Spoilers from this point on. Seriously, do not read forward from this point. I will ruin the ending.

Well, holy shit. That ending. I loves me some psychopaths in fiction, and that may make me biased towards the Fight Club-esque ending, but here's a funny thing. At the end, as you all probably well know, I had grown decidedly hateful towards my character. The black guy (who's name escapes me, but so does the rest of the cast. Captain Walker is the protagonist?) was the only character I actually liked, and the way he went out, so hateful and suicidal... Well, that was the point when I started hating the enemy and my character equally. Your other squad mate, who I disliked, him dying made me have to restrain myself from killing the civilians who did it. Let that sink in, I actually restrained myself from murder in a video game.

But here's the point. At the end I hated my character, and when you learned what a crazy fuck he was and had the option to kill yourself... I didn't do it. I'd resolved to do it when whatshispersonalityface pointed the gun at me, but then came the countdown. I made it to 4, dammit! Then he had to ask "is this what you really want?" When he said that I pulled the trigger. Turns out, loathing and all, I'd managed to project a little onto the character. That hasn't really happened before. The final decision of the game, suicide by soldier after the credits, I decided to live. I wanted this psychopath to live, and hopefully get better.

This game strikes me as a great example of storytelling through gameplay, and the great part is that they didn't do anything new with the gameplay. The story was crafted for a video game, specifically this sort of shooter. We play tons of 'em, and in all of them we do horrible shit to people who don't deserve it without thinking. Killed a soldier? No worries, we've got millions. Hell, that character model will be back next level. Mow down a shitload of human beings? Eh, no worries, they're bad guys dumb enough to go up against the shredder of men.

You kill two types of people in this game. US soldiers, from your US, from your army. And civilians. As in these poor jackasses lost their homes and now you're taking their lives. I don't think you actually spend more than a mission or two with the same faction, you're just the lone gunman making sure to finish the job that mother nature in her sandy fury could not.
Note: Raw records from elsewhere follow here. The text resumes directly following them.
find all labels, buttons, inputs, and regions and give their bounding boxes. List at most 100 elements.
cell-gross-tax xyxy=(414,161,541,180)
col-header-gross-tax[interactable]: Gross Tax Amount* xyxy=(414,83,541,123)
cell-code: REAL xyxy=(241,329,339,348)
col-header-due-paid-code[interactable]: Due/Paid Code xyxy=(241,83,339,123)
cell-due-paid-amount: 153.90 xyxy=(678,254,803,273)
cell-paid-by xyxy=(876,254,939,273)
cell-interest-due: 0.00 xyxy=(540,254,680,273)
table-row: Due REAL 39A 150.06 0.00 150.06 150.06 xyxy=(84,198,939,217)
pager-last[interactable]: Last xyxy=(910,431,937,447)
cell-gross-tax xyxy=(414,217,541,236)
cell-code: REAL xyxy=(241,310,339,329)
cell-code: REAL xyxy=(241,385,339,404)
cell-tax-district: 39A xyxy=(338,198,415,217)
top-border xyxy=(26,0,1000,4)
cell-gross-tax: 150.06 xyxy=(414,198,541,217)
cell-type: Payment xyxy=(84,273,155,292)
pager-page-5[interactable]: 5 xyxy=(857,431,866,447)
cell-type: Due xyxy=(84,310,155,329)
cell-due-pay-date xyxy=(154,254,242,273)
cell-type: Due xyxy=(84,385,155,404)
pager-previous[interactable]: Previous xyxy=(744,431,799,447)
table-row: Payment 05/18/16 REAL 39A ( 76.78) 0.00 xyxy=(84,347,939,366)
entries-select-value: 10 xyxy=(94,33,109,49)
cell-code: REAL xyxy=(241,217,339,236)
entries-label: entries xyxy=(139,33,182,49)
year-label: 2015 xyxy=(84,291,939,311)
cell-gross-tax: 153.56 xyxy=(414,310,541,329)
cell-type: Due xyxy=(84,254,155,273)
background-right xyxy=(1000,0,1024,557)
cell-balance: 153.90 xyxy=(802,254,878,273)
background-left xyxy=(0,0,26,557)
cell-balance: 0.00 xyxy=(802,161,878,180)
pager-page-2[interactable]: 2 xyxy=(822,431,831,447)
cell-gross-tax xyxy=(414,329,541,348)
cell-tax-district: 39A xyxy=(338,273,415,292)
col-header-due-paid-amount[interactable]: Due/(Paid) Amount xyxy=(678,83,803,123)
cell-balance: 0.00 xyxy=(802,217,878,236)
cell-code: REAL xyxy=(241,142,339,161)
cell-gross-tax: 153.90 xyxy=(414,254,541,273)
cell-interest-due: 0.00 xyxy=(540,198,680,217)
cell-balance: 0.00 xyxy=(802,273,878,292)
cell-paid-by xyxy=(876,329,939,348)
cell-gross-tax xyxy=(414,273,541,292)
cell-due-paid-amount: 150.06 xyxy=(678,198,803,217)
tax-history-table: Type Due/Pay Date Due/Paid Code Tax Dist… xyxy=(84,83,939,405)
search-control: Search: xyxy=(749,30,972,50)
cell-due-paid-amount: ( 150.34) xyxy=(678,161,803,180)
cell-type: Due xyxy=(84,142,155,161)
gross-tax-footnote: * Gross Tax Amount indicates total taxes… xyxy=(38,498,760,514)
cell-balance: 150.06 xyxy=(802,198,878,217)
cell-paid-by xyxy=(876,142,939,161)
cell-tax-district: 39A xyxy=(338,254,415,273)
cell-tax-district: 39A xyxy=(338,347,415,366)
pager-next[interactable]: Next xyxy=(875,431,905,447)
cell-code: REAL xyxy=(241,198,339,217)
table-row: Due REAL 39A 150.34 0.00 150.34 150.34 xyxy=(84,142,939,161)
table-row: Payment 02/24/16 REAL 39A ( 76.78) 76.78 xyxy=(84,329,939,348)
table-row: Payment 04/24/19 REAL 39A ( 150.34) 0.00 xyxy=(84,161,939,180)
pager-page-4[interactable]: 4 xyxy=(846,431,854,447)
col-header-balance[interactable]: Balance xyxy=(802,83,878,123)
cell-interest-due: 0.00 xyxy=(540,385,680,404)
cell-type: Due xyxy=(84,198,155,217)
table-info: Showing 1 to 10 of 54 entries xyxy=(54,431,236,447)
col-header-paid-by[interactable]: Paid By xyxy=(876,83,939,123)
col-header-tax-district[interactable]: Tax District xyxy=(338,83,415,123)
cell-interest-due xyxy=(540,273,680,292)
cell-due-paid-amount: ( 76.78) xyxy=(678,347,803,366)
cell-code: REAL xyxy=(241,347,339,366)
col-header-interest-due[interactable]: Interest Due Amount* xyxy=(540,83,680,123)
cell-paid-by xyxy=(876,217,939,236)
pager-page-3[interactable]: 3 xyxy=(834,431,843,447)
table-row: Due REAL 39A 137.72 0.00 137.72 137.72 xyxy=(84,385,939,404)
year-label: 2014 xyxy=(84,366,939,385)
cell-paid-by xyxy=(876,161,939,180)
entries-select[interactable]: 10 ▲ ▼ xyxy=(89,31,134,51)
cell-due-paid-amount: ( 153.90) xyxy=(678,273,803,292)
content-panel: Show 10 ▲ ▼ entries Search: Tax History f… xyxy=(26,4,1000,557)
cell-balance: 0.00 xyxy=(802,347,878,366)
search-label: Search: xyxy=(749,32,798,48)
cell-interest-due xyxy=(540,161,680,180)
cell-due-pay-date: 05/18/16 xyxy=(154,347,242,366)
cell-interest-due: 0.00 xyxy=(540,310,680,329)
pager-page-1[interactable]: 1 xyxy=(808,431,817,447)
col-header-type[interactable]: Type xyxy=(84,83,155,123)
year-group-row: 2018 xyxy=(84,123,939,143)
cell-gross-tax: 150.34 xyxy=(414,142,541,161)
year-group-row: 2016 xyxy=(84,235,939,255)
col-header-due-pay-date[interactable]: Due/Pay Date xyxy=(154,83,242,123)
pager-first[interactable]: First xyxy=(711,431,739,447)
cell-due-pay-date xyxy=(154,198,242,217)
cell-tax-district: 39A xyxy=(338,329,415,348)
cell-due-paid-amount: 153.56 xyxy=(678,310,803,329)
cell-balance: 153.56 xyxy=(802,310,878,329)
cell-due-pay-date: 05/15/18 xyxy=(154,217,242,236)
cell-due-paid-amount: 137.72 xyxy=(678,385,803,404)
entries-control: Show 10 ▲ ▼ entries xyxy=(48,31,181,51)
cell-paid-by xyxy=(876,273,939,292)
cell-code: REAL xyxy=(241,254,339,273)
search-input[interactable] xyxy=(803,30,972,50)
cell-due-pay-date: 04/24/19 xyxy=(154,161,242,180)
Early on it tries to make you seem more human, when you're running through and commenting on how this jackass, I think his name was Gould, was throwing civilians with weapons against trained soldiers. And then they ask you to save him or civilians! Naturally I saved the civilians, it was the slaughter of desperate homeless people that made the decision for me. And then you go on a mission with only half the plan, fished out of Gould's mouth, and wind up killing a shit-ton of civilians. I only learned later that they would have died one way or another, and all that really happened was that I saved the three civilians from the Gould choice (I think) when otherwise they would have died with Gould and the civilians in the fire. But at the time I got angry. The game had made me kill them. I knew they were there when I pulled the trigger, or at least I suspected, but the game had done it and your character reacts the same way. "They made me do it". Maybe that was the moment I felt a kinship with the protagonist, I honestly don't know. I didn't know about the kinship until I'd decided to let him live.

The game was great, plain and simple.